只讨论性能,不考虑关联性,降噪数据未填补。
1.引入数据集
from sklearn.ensemble import RandomForestClassifier
from sklearn.metrics import accuracy_score
from sklearn.metrics import confusion_matrix
from sklearn.metrics import classification_report
from sklearn.metrics import explained_variance_score
from sklearn.ensemble import RandomForestRegressor
from sklearn.preprocessing import StandardScaler
from sklearn.model_selection import train_test_split
import pandas as pd
import numpy as np
import time
from sklearn import metrics
import csv
data=[]
traffic_feature=[]
traffic_target=[]
csv_file = csv.reader(open('turang.csv'))
for content in csv_file:
content=list(map(float,content))
if len(content)!=0:
data.append(content)
traffic_feature.append(content[0:4])
traffic_target.append(content[-1])
data=np.array(data)
traffic_feature=np.array(traffic_feature)
traffic_target=np.array(traffic_target)
df=pd.DataFrame(data=data,columns = ['土壤温度','空气湿度','空气温度','光照强度','土壤水分'])
df
土壤温度 | 空气湿度 | 空气温度 | 光照强度 | 土壤水分 | |
---|---|---|---|---|---|
0 | 37.77 | 27.00 | 39.90 | 68150.99 | 9.88 |
1 | 37.80 | 28.83 | 40.03 | 63989.96 | 9.85 |
2 | 37.82 | 26.82 | 40.20 | 63039.88 | 9.78 |
3 | 37.96 | 24.33 | 39.90 | 62988.95 | 9.77 |
4 | 37.77 | 24.03 | 39.60 | 59670.04 | 9.80 |
... | ... | ... | ... | ... | ... |
3078 | 28.57 | 91.17 | 17.23 | 861.47 | 28.30 |
3079 | 28.52 | 90.90 | 17.17 | 861.55 | 28.30 |
3080 | 28.50 | 89.80 | 17.15 | 861.76 | 28.28 |
3081 | 28.49 | 86.70 | 17.27 | 861.98 | 28.27 |
3082 | 28.46 | 84.50 | 17.43 | 860.32 | 28.28 |
3083 rows × 5 columns
2.标准化
scaler = StandardScaler() # 标准化转换
scaler.fit(traffic_feature) # 训练标准化对象
traffic_feature= scaler.transform(traffic_feature) # 转换数据集
feature_train,feature_test,target_train, target_test = train_test_split(traffic_feature,traffic_target,test_size=0.1,random_state=10)
3.SVR
from sklearn.svm import SVR
import matplotlib.pyplot as plt
start1=time.time()
model_svr = SVR(C=1,epsilon=0.1,gamma=10)
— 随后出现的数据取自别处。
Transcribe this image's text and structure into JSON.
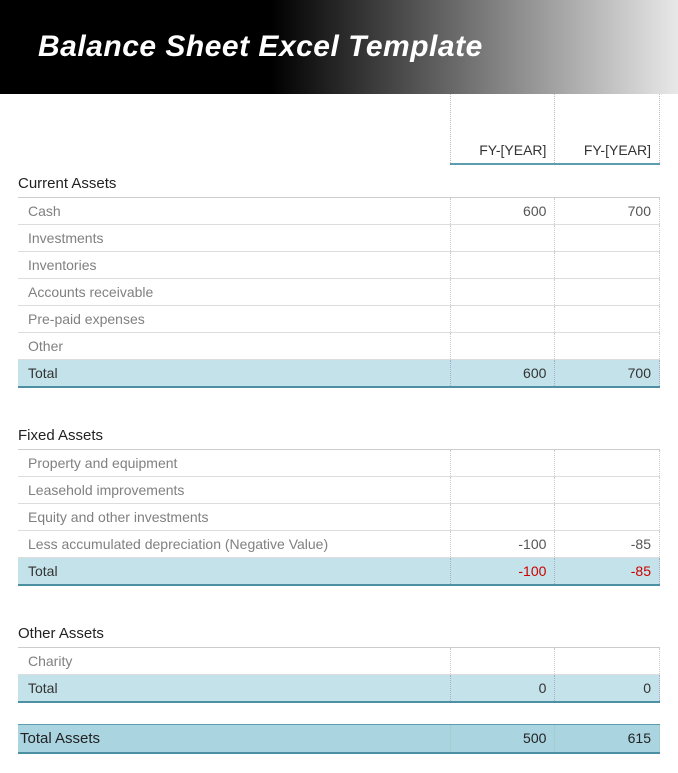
{
  "header": {
    "title": "Balance Sheet Excel Template"
  },
  "columns": {
    "y1": "FY-[YEAR]",
    "y2": "FY-[YEAR]"
  },
  "sections": [
    {
      "title": "Current Assets",
      "rows": [
        {
          "label": "Cash",
          "y1": "600",
          "y2": "700"
        },
        {
          "label": "Investments",
          "y1": "",
          "y2": ""
        },
        {
          "label": "Inventories",
          "y1": "",
          "y2": ""
        },
        {
          "label": "Accounts receivable",
          "y1": "",
          "y2": ""
        },
        {
          "label": "Pre-paid expenses",
          "y1": "",
          "y2": ""
        },
        {
          "label": "Other",
          "y1": "",
          "y2": ""
        }
      ],
      "total": {
        "label": "Total",
        "y1": "600",
        "y2": "700",
        "neg": false
      }
    },
    {
      "title": "Fixed Assets",
      "rows": [
        {
          "label": "Property and equipment",
          "y1": "",
          "y2": ""
        },
        {
          "label": "Leasehold improvements",
          "y1": "",
          "y2": ""
        },
        {
          "label": "Equity and other investments",
          "y1": "",
          "y2": ""
        },
        {
          "label": "Less accumulated depreciation (Negative Value)",
          "y1": "-100",
          "y2": "-85"
        }
      ],
      "total": {
        "label": "Total",
        "y1": "-100",
        "y2": "-85",
        "neg": true
      }
    },
    {
      "title": "Other Assets",
      "rows": [
        {
          "label": "Charity",
          "y1": "",
          "y2": ""
        }
      ],
      "total": {
        "label": "Total",
        "y1": "0",
        "y2": "0",
        "neg": false
      }
    }
  ],
  "grand_total": {
    "label": "Total Assets",
    "y1": "500",
    "y2": "615"
  }
}
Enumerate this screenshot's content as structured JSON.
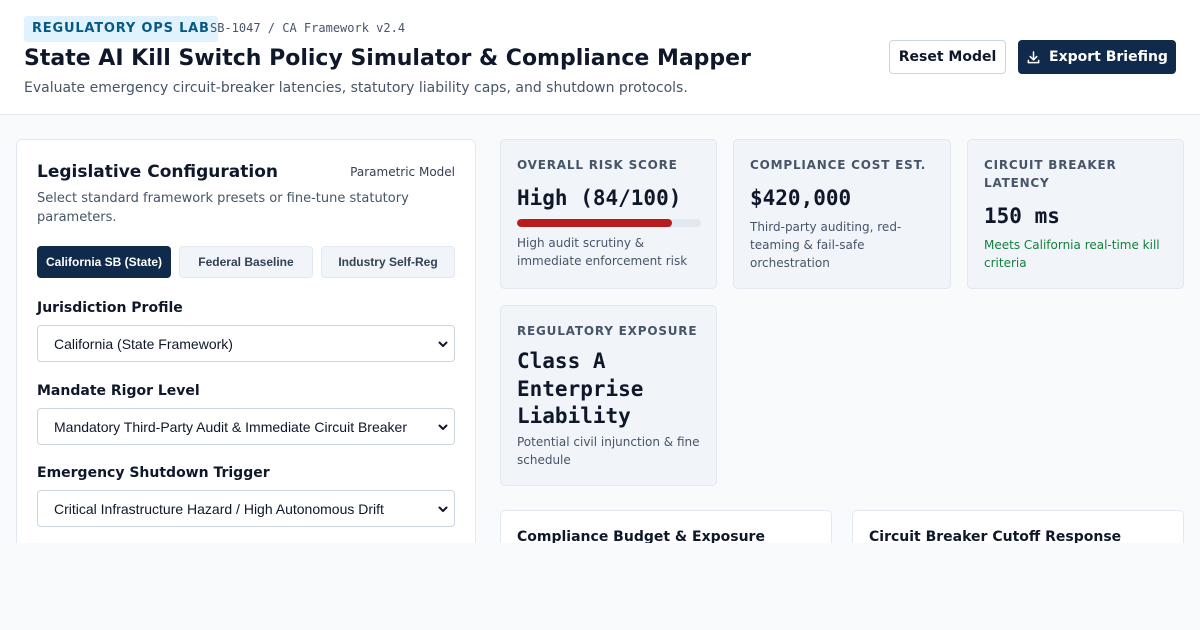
{
  "header": {
    "badge": "REGULATORY OPS LAB",
    "version": "SB-1047 / CA Framework v2.4",
    "title": "State AI Kill Switch Policy Simulator & Compliance Mapper",
    "subtitle": "Evaluate emergency circuit-breaker latencies, statutory liability caps, and shutdown protocols.",
    "reset_label": "Reset Model",
    "export_label": "Export Briefing",
    "export_icon": "download-icon"
  },
  "config": {
    "title": "Legislative Configuration",
    "tag": "Parametric Model",
    "description": "Select standard framework presets or fine-tune statutory parameters.",
    "presets": [
      {
        "label": "California SB (State)",
        "active": true
      },
      {
        "label": "Federal Baseline",
        "active": false
      },
      {
        "label": "Industry Self-Reg",
        "active": false
      }
    ],
    "fields": [
      {
        "label": "Jurisdiction Profile",
        "value": "California (State Framework)"
      },
      {
        "label": "Mandate Rigor Level",
        "value": "Mandatory Third-Party Audit & Immediate Circuit Breaker"
      },
      {
        "label": "Emergency Shutdown Trigger",
        "value": "Critical Infrastructure Hazard / High Autonomous Drift"
      }
    ]
  },
  "kpis": {
    "risk": {
      "label": "OVERALL RISK SCORE",
      "value": "High (84/100)",
      "score_fraction": 0.84,
      "note": "High audit scrutiny & immediate enforcement risk",
      "bar_color": "#b91c1c"
    },
    "cost": {
      "label": "COMPLIANCE COST EST.",
      "value": "$420,000",
      "note": "Third-party auditing, red-teaming & fail-safe orchestration"
    },
    "latency": {
      "label": "CIRCUIT BREAKER LATENCY",
      "value": "150 ms",
      "note": "Meets California real-time kill criteria",
      "note_color": "#15803d"
    },
    "exposure": {
      "label": "REGULATORY EXPOSURE",
      "value": "Class A Enterprise Liability",
      "note": "Potential civil injunction & fine schedule"
    }
  },
  "panels": {
    "budget_title": "Compliance Budget & Exposure",
    "cutoff_title": "Circuit Breaker Cutoff Response"
  },
  "colors": {
    "primary": "#0f2a4a",
    "badge_bg": "#e0f2fe",
    "badge_text": "#075985",
    "danger": "#b91c1c",
    "success": "#15803d"
  }
}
model_svr.fit(feature_train,target_train)
predict_results1=model_svr.predict(feature_test)
end1=time.time()
SVRRESULT=predict_results1
plt.plot(target_test)#测试数组
plt.plot(predict_results1)#测试数组
plt.legend(['True','SVR'])
fig = plt.gcf()
fig.set_size_inches(18.5, 10.5)
plt.title("SVR") # 标题
plt.show()
print("EVS:",explained_variance_score(target_test,predict_results1))
print("R2:",metrics.r2_score(target_test,predict_results1))
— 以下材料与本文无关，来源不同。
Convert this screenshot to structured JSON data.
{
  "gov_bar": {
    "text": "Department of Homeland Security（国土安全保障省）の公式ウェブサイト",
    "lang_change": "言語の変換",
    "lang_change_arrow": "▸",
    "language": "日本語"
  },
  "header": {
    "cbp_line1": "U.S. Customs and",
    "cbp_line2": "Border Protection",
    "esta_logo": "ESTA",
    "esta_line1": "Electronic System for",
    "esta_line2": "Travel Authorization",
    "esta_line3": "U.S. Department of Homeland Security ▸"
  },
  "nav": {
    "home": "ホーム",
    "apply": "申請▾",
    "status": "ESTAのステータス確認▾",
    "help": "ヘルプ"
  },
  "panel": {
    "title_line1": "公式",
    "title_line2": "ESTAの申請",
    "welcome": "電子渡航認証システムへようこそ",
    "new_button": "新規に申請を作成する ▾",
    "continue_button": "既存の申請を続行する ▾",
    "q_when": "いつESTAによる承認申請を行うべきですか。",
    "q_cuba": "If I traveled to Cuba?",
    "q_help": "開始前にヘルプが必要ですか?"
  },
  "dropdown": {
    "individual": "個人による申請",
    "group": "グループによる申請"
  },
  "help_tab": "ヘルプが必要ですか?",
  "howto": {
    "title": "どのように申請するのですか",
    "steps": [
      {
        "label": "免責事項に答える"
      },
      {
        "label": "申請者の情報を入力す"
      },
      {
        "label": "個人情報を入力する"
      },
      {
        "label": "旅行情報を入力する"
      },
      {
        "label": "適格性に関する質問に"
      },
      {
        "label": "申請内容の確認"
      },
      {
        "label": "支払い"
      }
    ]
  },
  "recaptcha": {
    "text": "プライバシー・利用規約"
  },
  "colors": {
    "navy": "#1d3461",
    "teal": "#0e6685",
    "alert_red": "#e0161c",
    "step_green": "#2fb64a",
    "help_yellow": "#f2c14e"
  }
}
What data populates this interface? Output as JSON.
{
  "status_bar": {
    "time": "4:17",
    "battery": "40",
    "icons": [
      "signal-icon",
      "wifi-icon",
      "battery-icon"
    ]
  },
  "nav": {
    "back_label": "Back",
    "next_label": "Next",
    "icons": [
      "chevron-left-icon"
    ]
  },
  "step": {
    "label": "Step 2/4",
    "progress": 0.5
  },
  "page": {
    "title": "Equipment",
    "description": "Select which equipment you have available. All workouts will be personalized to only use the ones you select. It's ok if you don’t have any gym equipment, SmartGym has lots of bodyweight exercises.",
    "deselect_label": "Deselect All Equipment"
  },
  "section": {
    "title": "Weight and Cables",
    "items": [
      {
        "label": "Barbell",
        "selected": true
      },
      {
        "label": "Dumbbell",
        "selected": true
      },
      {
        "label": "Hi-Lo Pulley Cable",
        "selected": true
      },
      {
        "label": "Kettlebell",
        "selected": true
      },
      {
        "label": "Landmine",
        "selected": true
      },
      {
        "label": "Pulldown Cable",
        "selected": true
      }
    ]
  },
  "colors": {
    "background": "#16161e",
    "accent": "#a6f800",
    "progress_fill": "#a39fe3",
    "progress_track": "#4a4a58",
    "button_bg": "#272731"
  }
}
print("Time:",end1-start1)
EVS: 0.6563954626493961 R2: 0.6536622059850858 Time: 0.3603041172027588
4.引入IForest降噪
from sklearn.ensemble import IsolationForest
model_isof = IsolationForest()
outlier_label = model_isof.fit_predict(df)
# 将array 类型的标签数据转成 DataFrame
outlier_pd = pd.DataFrame(outlier_label, columns=['outlier_label'])
# 将标签数据与原来的数据合并
data_merge = pd.concat((df, outlier_pd), axis=1)
normal_source = data_merge[data_merge['outlier_label']==1]
normal_source
5.测试效果
IF_traffic_feature=normal_source.values[:,[0,1,2,3]]
IF_traffic_target=normal_source.values[:,[4]]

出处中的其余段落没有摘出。